I can certainly invest more time into encouraging relationship building between the members, but I am wondering if I should approach this as more of an audience situation.

Any thoughts? I hope my rambling made sense!


(Nick Emmett) #2

Hi @Suzi_Nelson, the first questions that come to my mind are to do with what’s to be gained from either way? What sort of information are people coming for? If it was just a broadcast channel, and people weren’t interacting, nor were they encouraged to interact and engage, then an audience is probably what you have. However, what do you want to get out of it? Do you want people to engage there? If so, then you need to change the behaviour of people from just coming to consume and to engage instead. What would they engage about? What would drive them to do this, and how can you help?


(Suzi Nelson) #3

Great questions!

So the forum is more Q & A as they go through the course with the goal of either A) having the instructor give a little more feedback or B) other students can weigh in and give their ideas.
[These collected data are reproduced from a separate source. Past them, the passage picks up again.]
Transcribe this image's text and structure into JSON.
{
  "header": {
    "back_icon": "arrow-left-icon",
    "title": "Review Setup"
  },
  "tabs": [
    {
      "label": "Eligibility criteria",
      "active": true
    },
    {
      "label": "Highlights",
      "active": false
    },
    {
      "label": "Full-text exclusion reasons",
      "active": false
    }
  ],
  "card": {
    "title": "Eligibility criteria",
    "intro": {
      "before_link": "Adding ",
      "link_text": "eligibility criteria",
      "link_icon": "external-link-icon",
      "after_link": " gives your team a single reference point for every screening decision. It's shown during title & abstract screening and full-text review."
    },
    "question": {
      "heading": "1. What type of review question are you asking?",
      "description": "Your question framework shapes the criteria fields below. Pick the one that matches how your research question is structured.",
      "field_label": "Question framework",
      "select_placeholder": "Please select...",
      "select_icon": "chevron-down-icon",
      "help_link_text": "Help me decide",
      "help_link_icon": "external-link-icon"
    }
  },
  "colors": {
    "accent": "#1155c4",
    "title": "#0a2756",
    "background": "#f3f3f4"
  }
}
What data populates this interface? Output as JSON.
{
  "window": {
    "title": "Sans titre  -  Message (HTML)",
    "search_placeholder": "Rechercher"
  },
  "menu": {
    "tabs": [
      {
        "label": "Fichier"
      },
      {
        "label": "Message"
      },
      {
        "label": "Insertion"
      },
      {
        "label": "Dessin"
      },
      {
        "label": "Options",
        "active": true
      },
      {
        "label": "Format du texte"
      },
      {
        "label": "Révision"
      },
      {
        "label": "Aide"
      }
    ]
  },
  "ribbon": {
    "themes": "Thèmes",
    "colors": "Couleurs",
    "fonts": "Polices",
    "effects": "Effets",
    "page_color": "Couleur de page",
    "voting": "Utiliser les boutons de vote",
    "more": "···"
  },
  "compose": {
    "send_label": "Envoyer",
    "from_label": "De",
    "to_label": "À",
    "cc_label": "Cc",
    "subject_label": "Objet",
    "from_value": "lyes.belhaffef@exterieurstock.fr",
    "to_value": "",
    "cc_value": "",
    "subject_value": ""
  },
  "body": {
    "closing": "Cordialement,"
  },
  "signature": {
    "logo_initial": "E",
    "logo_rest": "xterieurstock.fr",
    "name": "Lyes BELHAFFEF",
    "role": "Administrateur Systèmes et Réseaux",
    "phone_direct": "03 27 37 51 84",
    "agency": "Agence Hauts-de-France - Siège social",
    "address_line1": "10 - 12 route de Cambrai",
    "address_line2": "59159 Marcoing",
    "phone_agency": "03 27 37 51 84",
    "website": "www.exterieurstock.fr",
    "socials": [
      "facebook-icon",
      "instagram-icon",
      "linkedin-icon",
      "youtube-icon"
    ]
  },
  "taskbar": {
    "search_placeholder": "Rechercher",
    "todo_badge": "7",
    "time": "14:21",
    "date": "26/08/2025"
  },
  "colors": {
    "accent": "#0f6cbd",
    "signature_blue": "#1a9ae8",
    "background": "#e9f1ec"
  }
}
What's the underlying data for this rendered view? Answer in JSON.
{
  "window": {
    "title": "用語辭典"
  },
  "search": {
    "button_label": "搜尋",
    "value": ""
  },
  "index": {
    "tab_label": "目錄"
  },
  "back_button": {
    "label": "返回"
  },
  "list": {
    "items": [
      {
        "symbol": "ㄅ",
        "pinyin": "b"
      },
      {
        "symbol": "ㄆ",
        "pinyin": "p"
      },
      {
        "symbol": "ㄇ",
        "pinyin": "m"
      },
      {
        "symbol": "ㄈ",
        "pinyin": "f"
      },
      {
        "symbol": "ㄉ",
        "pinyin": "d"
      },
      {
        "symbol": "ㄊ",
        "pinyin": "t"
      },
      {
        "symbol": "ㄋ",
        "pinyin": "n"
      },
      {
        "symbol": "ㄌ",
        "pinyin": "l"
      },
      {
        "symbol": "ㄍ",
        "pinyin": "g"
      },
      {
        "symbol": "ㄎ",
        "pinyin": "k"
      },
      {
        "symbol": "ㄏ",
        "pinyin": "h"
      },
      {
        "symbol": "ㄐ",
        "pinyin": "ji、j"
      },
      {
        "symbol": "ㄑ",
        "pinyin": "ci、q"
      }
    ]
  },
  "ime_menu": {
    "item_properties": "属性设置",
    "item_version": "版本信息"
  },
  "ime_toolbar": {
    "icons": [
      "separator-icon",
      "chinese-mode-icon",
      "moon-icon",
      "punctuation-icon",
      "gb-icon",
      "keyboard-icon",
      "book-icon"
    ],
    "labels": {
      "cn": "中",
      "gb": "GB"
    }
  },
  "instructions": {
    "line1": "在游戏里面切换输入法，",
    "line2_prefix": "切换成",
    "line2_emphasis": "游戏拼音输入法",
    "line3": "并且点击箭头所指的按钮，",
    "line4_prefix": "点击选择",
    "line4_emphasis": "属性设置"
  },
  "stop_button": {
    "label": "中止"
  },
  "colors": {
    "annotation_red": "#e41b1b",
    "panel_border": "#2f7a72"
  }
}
It’s a marketing course, so many of the questions have been “how does this strategy apply to this specific market segment?”

i.e., “I sell refrigerators, how does this strategy apply?” (great for our instructors or veteran students to answer)

… or it’s technical questions that anyone with the right knowledge base & back ground in business & marketing can answer (“what email auto-reponder is best for my situation?”)

This is a beta course, so all of our students are people who are already super familiar with our brand and most of them engaged without any encouragement because they already knew each other. 80% of the questions were technical issues and feedback about the course, but we’re about to scale the crap out of it, so I’m wondering which direction to take it.

These beta students will have lifetime access to the forum platform, with the intent that they can jump in and join in conversations and help the newbies along. I figure a small percentage will do that - they love helping and establishing authority as knowledgable people.

I am also making it a point to get our instructors seriously involved in the forum (that was limited during our beta program) and having them take the initiative to make posts and encourage conversation. Right now it is 99% student-driven.

But for the next release of this course, I believe new students will only have access for the 10 weeks, so I am wondering if we should focus more on instructor Q&A and less on the member-to-member relationship building, since it is, by design, short-term.


(Joe Velez) #4

If your audience are talking / engaging with each other than I would consider it a ‘community’.

If they are merely visiting to ask you and other staff members questions than it’s an audience. It’s a ‘knowledgebase’ of information.